Signs of hair loss or thinning hair strike fear in the hearts of many men and women. This common problem ― more than 80% of men and nearly half of all women experience significant hair loss in their lifetime ― can begin as early as middle age.
“The average adult head has up to 150,000 hairs and loses up to 100 hairs a day, that’s why finding a few strands on your hairbrush is nothing to be alarmed about,” Dr. Steve Fallek, a board-certified plastic surgeon with offices in New Jersey and New York, tells Newsmax. “But as we age, the rate of hair growth slows so you aren’t replacing as many hairs as you were when you were younger.”
While aging and heredity are top causes of hair loss, stress, medication, thyroid disorders and even the foods you eat can affect the condition. According to Medical News Today, here are some culinary culprits:
• Simple carbohydrates. A study conducted in 2016 suggested that eating simple carbs, such as candy, cakes, and cookies, increases sebum production, an oily substance that attaches to hair follicles and harms hair health. Fallek advises adding more protein to your diet and cutting out junk food.
• Fish that are high in mercury. A 2019 case report on two women suffering hair loss found high mercury levels in their blood. The hair loss was reversed when they changed their diet. Eating fish two or three times a week is excellent for overall health, but stick to fish such as salmon and cod that are low in mercury.

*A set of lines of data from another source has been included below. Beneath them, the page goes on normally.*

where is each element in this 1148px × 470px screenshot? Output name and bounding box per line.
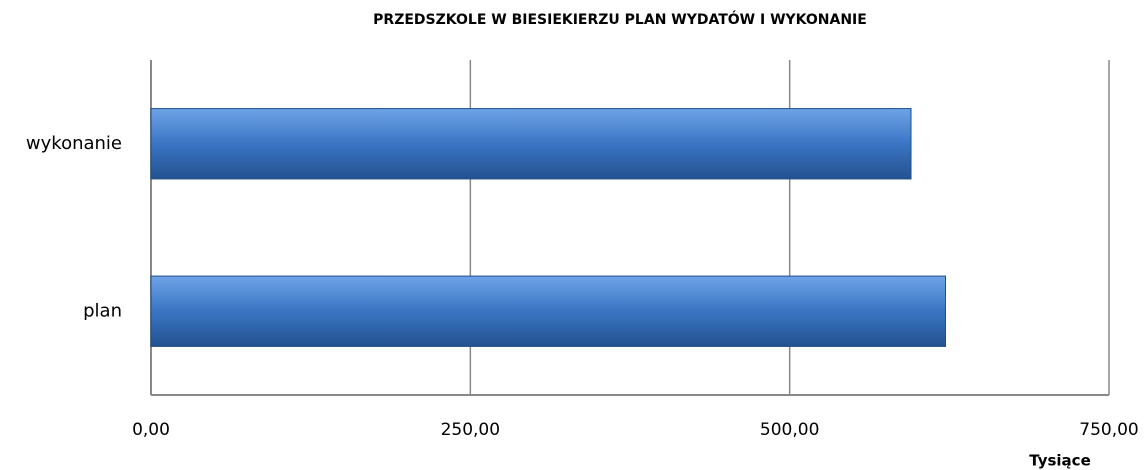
bar [150,108,912,180]
y-tick-label: plan [83,300,122,321]
bar [150,275,947,347]
x-tick-label: 500,00 [760,420,819,440]
x-tick-label: 250,00 [441,420,500,440]
x-axis-label: Tysiące [1029,452,1091,470]
y-tick-label: wykonanie [26,133,122,154]
x-tick-label: 0,00 [132,420,170,440]
chart-title: PRZEDSZKOLE W BIESIEKIERZU PLAN WYDATÓW … [373,10,867,28]
x-tick-label: 750,00 [1079,420,1138,440]
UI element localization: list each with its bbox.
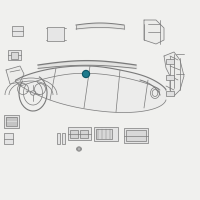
Polygon shape xyxy=(15,66,166,113)
Bar xyxy=(6,117,17,126)
Bar xyxy=(94,127,118,141)
Ellipse shape xyxy=(76,147,82,151)
Bar xyxy=(166,59,174,64)
Bar xyxy=(12,26,23,36)
Polygon shape xyxy=(6,66,24,84)
Bar xyxy=(11,52,18,59)
Circle shape xyxy=(82,70,90,78)
Bar xyxy=(124,128,148,143)
Polygon shape xyxy=(164,52,184,96)
Bar xyxy=(166,75,174,80)
Polygon shape xyxy=(144,20,164,44)
Bar xyxy=(166,91,174,96)
Ellipse shape xyxy=(30,91,36,95)
Bar xyxy=(4,133,13,144)
Bar xyxy=(57,133,60,144)
Bar xyxy=(96,129,112,139)
Bar xyxy=(47,27,64,41)
Bar xyxy=(126,130,146,141)
Bar xyxy=(68,127,91,140)
Bar xyxy=(70,130,78,138)
Bar xyxy=(8,50,21,60)
Bar xyxy=(62,133,65,144)
Bar xyxy=(4,115,19,128)
Ellipse shape xyxy=(78,148,80,150)
Bar xyxy=(80,130,88,138)
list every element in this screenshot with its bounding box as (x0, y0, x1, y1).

• Alcohol. Hair is mainly made of protein called keratin which gives structure to your hair. Alcohol has a negative impact on protein synthesis and can lead to weak, dull hair. Experts add that excessive alcohol consumption can create nutritional imbalances that lead to follicle death.

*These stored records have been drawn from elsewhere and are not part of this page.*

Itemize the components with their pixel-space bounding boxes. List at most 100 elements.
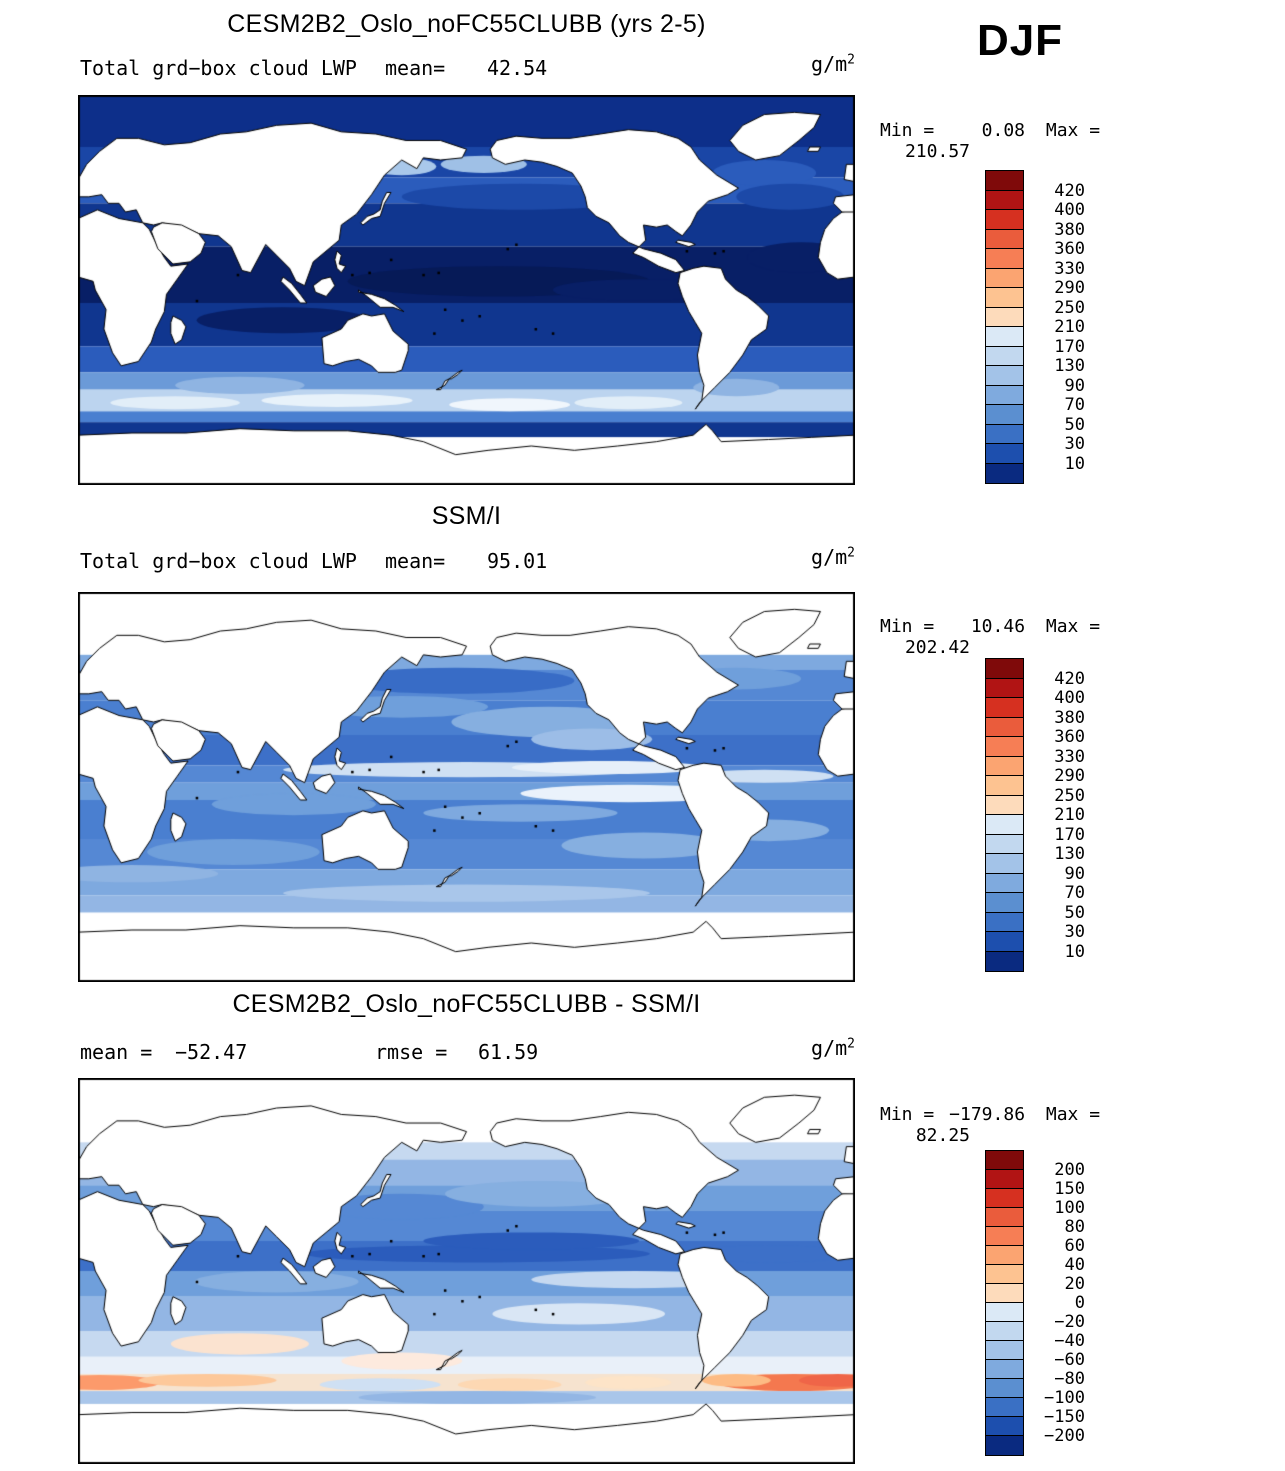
colorbar-cell — [986, 385, 1023, 405]
colorbar-cell — [986, 268, 1023, 288]
colorbar-cell — [986, 1360, 1023, 1379]
colorbar-tick-label: −200 — [1044, 1426, 1085, 1446]
colorbar-tick-label: 90 — [1064, 375, 1085, 396]
colorbar-tick-label: 170 — [1054, 824, 1085, 845]
colorbar-cell — [986, 249, 1023, 269]
colorbar-cell — [986, 229, 1023, 249]
mean-label: mean= — [385, 56, 446, 80]
colorbar-tick-label: 250 — [1054, 785, 1085, 806]
rmse-label: rmse = — [375, 1040, 448, 1064]
colorbar-cell — [986, 1436, 1023, 1455]
colorbar-cell — [986, 1151, 1023, 1170]
colorbar-cell — [986, 659, 1023, 679]
colorbar-tick-label: 330 — [1054, 258, 1085, 279]
colorbar-bar — [985, 1150, 1024, 1456]
colorbar-tick-label: 150 — [1054, 1179, 1085, 1199]
model-map-canvas — [78, 95, 855, 485]
max-label: Max = — [1045, 120, 1101, 141]
colorbar-cell — [986, 1322, 1023, 1341]
diff-map-canvas — [78, 1078, 855, 1464]
mean-value: −52.47 — [175, 1040, 248, 1064]
colorbar-cell — [986, 815, 1023, 835]
colorbar-cell — [986, 795, 1023, 815]
colorbar-tick-label: 50 — [1064, 414, 1085, 435]
colorbar-tick-label: 210 — [1054, 805, 1085, 825]
colorbar-cell — [986, 756, 1023, 776]
panel-model-minmax: Min = 0.08 Max = 210.57 — [880, 120, 1200, 162]
colorbar-cell — [986, 405, 1023, 425]
units-exponent: 2 — [847, 52, 855, 68]
colorbar-tick-label: 400 — [1054, 200, 1085, 220]
season-label: DJF — [976, 16, 1064, 65]
panel-obs-minmax: Min = 10.46 Max = 202.42 — [880, 616, 1200, 658]
colorbar-cell — [986, 873, 1023, 893]
colorbar-cell — [986, 288, 1023, 308]
colorbar-tick-label: −20 — [1054, 1312, 1085, 1332]
colorbar-cell — [986, 1284, 1023, 1303]
colorbar-cell — [986, 1398, 1023, 1417]
mean-label: mean= — [385, 549, 446, 573]
colorbar-cell — [986, 1170, 1023, 1189]
colorbar-tick-label: 250 — [1054, 297, 1085, 318]
colorbar-tick-label: 380 — [1054, 219, 1085, 240]
colorbar-cell — [986, 346, 1023, 366]
colorbar-cell — [986, 1208, 1023, 1227]
colorbar-cell — [986, 678, 1023, 698]
field-label: Total grd−box cloud LWP — [80, 549, 357, 573]
units-label: g/m2 — [78, 545, 855, 569]
colorbar-tick-label: 30 — [1064, 922, 1085, 942]
colorbar-cell — [986, 834, 1023, 854]
field-label: Total grd−box cloud LWP — [80, 56, 357, 80]
colorbar-cell — [986, 424, 1023, 444]
max-label: Max = — [1045, 1104, 1101, 1125]
colorbar-cell — [986, 444, 1023, 464]
colorbar-cell — [986, 698, 1023, 718]
colorbar-cell — [986, 737, 1023, 757]
colorbar-cell — [986, 1227, 1023, 1246]
max-value: 82.25 — [915, 1125, 970, 1146]
panel-obs-title: SSM/I — [431, 502, 502, 530]
min-value: 10.46 — [970, 616, 1026, 637]
colorbar-cell — [986, 171, 1023, 191]
colorbar-tick-label: −60 — [1054, 1350, 1085, 1370]
panel-obs-subtitle: Total grd−box cloud LWP mean= 95.01 — [80, 549, 855, 575]
panel-diff-title: CESM2B2_Oslo_noFC55CLUBB - SSM/I — [232, 990, 701, 1018]
panel-diff-subtitle: mean = −52.47 rmse = 61.59 — [80, 1040, 855, 1066]
colorbar-cell — [986, 893, 1023, 913]
colorbar-tick-label: 360 — [1054, 239, 1085, 259]
colorbar-tick-label: 420 — [1054, 180, 1085, 201]
min-value: 0.08 — [981, 120, 1026, 141]
units-base: g/m — [811, 545, 848, 569]
units-base: g/m — [811, 1036, 848, 1060]
mean-label: mean = — [80, 1040, 153, 1064]
colorbar-bar — [985, 658, 1024, 972]
colorbar-tick-label: −100 — [1044, 1388, 1085, 1408]
max-label: Max = — [1045, 616, 1101, 637]
colorbar-tick-label: 360 — [1054, 727, 1085, 747]
min-value: −179.86 — [949, 1104, 1026, 1125]
colorbar-tick-label: 60 — [1064, 1236, 1085, 1256]
colorbar-cell — [986, 1189, 1023, 1208]
colorbar-cell — [986, 1246, 1023, 1265]
colorbar-cell — [986, 1417, 1023, 1436]
colorbar-cell — [986, 912, 1023, 932]
colorbar-cell — [986, 932, 1023, 952]
obs-map-canvas — [78, 592, 855, 982]
colorbar-cell — [986, 776, 1023, 796]
units-label: g/m2 — [78, 52, 855, 76]
panel-model-subtitle: Total grd−box cloud LWP mean= 42.54 — [80, 56, 855, 82]
colorbar-tick-label: 210 — [1054, 317, 1085, 337]
colorbar-tick-label: 70 — [1064, 395, 1085, 415]
colorbar-cell — [986, 1303, 1023, 1322]
colorbar-bar — [985, 170, 1024, 484]
panel-model-title: CESM2B2_Oslo_noFC55CLUBB (yrs 2-5) — [227, 10, 706, 38]
panel-diff-minmax: Min = −179.86 Max = 82.25 — [880, 1104, 1200, 1146]
colorbar-cell — [986, 327, 1023, 347]
colorbar-tick-label: 200 — [1054, 1160, 1085, 1180]
colorbar-tick-label: 170 — [1054, 336, 1085, 357]
units-base: g/m — [811, 52, 848, 76]
min-label: Min = — [880, 616, 935, 637]
colorbar-cell — [986, 307, 1023, 327]
colorbar-tick-label: 130 — [1054, 356, 1085, 376]
mean-value: 42.54 — [487, 56, 548, 80]
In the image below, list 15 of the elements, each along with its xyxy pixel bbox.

• Diet soda. These beverages often contain aspartame which researchers say can also damage hair follicles. For many health reasons, including hair loss, it’s best to ditch the diet sodas.
• Fried foods and red meat. Some researchers have found that eating fried foods and red meat causes the overactivity of sebum and oil glands, which negatively affects hair health, according to Medical News Today.

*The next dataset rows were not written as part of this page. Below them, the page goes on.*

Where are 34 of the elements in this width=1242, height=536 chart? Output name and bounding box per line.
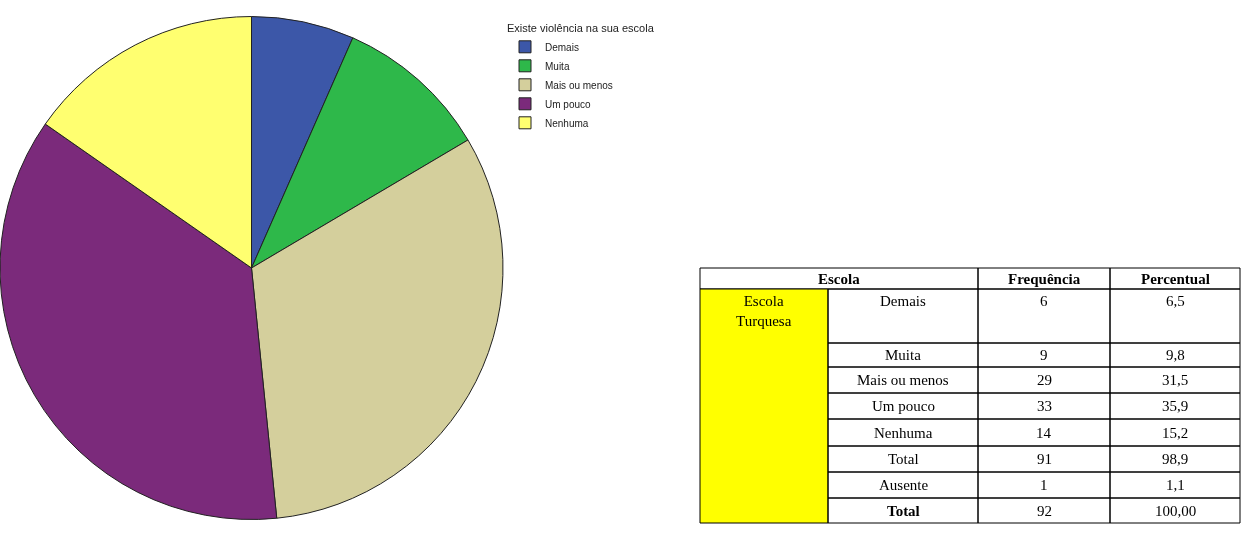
text: 6,5 [1166, 293, 1185, 309]
text: 92 [1037, 503, 1052, 519]
text: 1,1 [1166, 477, 1185, 493]
text: Nenhuma [874, 425, 933, 441]
legend-label: Muita [545, 60, 570, 72]
legend-title: Existe violência na sua escola [507, 22, 655, 35]
text: Frequência [1008, 271, 1081, 287]
text: 6 [1040, 293, 1048, 309]
text: 1 [1040, 477, 1048, 493]
text: Percentual [1141, 271, 1210, 287]
legend-label: Demais [545, 41, 579, 53]
text: 91 [1037, 451, 1052, 467]
legend-label: Mais ou menos [545, 79, 613, 91]
text: 100,00 [1155, 503, 1197, 519]
text: 15,2 [1162, 425, 1189, 441]
legend-label: Um pouco [545, 98, 592, 110]
text: 9,8 [1166, 347, 1185, 363]
legend-label: Nenhuma [545, 117, 589, 129]
text: 29 [1037, 372, 1052, 388]
text: 9 [1040, 347, 1048, 363]
text: Escola [818, 271, 861, 287]
text: Total [888, 451, 919, 467]
text: Escola Turquesa [736, 293, 792, 329]
text: Demais [880, 293, 926, 309]
text: 31,5 [1162, 372, 1189, 388]
text: 14 [1036, 425, 1052, 441]
text: Muita [885, 347, 922, 363]
text: Total [887, 503, 920, 519]
text: Ausente [879, 477, 929, 493]
text: 35,9 [1162, 398, 1189, 414]
text: 98,9 [1162, 451, 1189, 467]
text: Um pouco [872, 398, 935, 414]
text: Mais ou menos [857, 372, 949, 388]
text: 33 [1037, 398, 1052, 414]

To stimulate hair growth: Eat protein-rich foods, consume healthy fats, such as flaxseeds and walnuts, and include vitamin C-rich foods in your diet. These include leafy vegetables, citrus fruits, and strawberries.
Also, add B vitamins to your diet. Biotin is one of the best-known vitamins for hair growth, according to Healthline. It is often used in hair treatments and shampoos. “Biotin is a water-soluble vitamin that supports the growth of hair, skin and nails,” says Dr. Dendy Engelman, a board-certified dermatologist at Medical Dermatology & Cosmetic Surgery, in New York, according to Prevention. Other B vitamins, such as folate and niacin, promote the growth of healthy hair. Leafy greens, whole grains, seafood, meat, and fish are food sources rich in B vitamins.